“Continue earnestly in prayer, being vigilant in it with Thanksgiving.”
I admitted the other day that I didn’t put my emotions to prayer. I am distracted today. My distraction is actually worry. I know I am not supposed to worry. I know I am supposed to have faith. I’ve been praying about a situation and it is the cause of my worry. I admit that this is overtaking all of my thoughts. I should be in prayer.
As Christians we are urged to “pray without ceasing.” 1 Thes. 5:17
“Always be prayerful.” Romans 12:12
“pray at all times and on every occasion.” Eph. 6:18
As you know I am already in constant prayer observing Lent- no chocolate until Easter, now I have this new distraction and my mind is in constant thought about the situation.
I was told that I have to change the way I think of prayer. It is not just a motion I go through, kneeling, folding of hands, and bowing of my head and saying words of worship, praise and thanksgiving; no I am to do more than the act of praying, it is a constant awareness that God is present. I am to be more aware of God.

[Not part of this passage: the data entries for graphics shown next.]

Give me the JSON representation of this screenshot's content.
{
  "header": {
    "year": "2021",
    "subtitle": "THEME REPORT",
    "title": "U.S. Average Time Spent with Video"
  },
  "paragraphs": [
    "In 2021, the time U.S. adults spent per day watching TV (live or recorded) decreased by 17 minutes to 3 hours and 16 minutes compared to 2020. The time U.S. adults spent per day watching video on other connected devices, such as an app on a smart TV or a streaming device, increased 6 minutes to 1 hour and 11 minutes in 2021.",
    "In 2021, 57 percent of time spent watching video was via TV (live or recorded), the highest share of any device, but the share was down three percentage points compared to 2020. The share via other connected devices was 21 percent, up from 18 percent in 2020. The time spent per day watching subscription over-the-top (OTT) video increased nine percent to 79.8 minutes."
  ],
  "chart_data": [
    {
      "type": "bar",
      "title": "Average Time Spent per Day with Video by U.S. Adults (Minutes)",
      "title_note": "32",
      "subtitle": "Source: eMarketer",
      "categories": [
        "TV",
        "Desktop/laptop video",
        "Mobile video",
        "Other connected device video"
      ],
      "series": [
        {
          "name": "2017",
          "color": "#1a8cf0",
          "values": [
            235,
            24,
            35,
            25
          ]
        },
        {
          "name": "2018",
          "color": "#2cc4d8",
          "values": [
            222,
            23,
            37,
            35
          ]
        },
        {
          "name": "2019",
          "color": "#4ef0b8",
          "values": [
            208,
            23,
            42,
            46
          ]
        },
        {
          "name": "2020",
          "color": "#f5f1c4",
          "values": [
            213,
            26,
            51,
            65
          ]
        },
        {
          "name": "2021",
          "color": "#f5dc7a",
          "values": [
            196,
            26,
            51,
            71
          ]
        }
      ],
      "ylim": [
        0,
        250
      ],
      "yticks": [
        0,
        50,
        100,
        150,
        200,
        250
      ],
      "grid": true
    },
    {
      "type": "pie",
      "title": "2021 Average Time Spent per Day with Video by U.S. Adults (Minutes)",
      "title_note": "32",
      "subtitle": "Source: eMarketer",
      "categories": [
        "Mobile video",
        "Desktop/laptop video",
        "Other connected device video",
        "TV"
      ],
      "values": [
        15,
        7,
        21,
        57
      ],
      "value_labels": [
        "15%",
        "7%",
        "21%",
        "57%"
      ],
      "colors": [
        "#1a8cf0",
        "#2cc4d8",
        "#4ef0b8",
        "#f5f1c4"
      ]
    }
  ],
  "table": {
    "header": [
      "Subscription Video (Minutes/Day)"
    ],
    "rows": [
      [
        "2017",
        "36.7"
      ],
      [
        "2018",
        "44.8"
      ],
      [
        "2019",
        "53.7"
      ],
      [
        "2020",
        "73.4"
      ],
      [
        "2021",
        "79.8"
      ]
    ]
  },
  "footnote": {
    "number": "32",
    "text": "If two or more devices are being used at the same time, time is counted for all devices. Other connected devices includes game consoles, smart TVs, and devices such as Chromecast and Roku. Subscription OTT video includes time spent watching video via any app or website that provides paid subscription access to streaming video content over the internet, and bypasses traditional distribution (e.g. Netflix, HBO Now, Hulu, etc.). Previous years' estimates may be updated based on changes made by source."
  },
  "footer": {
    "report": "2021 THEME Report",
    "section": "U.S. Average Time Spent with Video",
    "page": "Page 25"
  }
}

I know I have to also work on being constantly thankful. Even now I can be thankful for the presence of God with me while I write this. Even in my everyday tasks I need to put in practice being in worship with God. Tomorrow I plan to say throughout my day, “your presence my King, My Lord, is welcome” as I go about my everyday tasks.
I pray that God be present with me tomorrow. I hope that He will give me peace about the things I am worried about. I know that God is the only one I can count on to handle my situation.
I am in prayer about my friends finding jobs and that God will be present in their lives also.
Mercy and peace to all of us from God our father.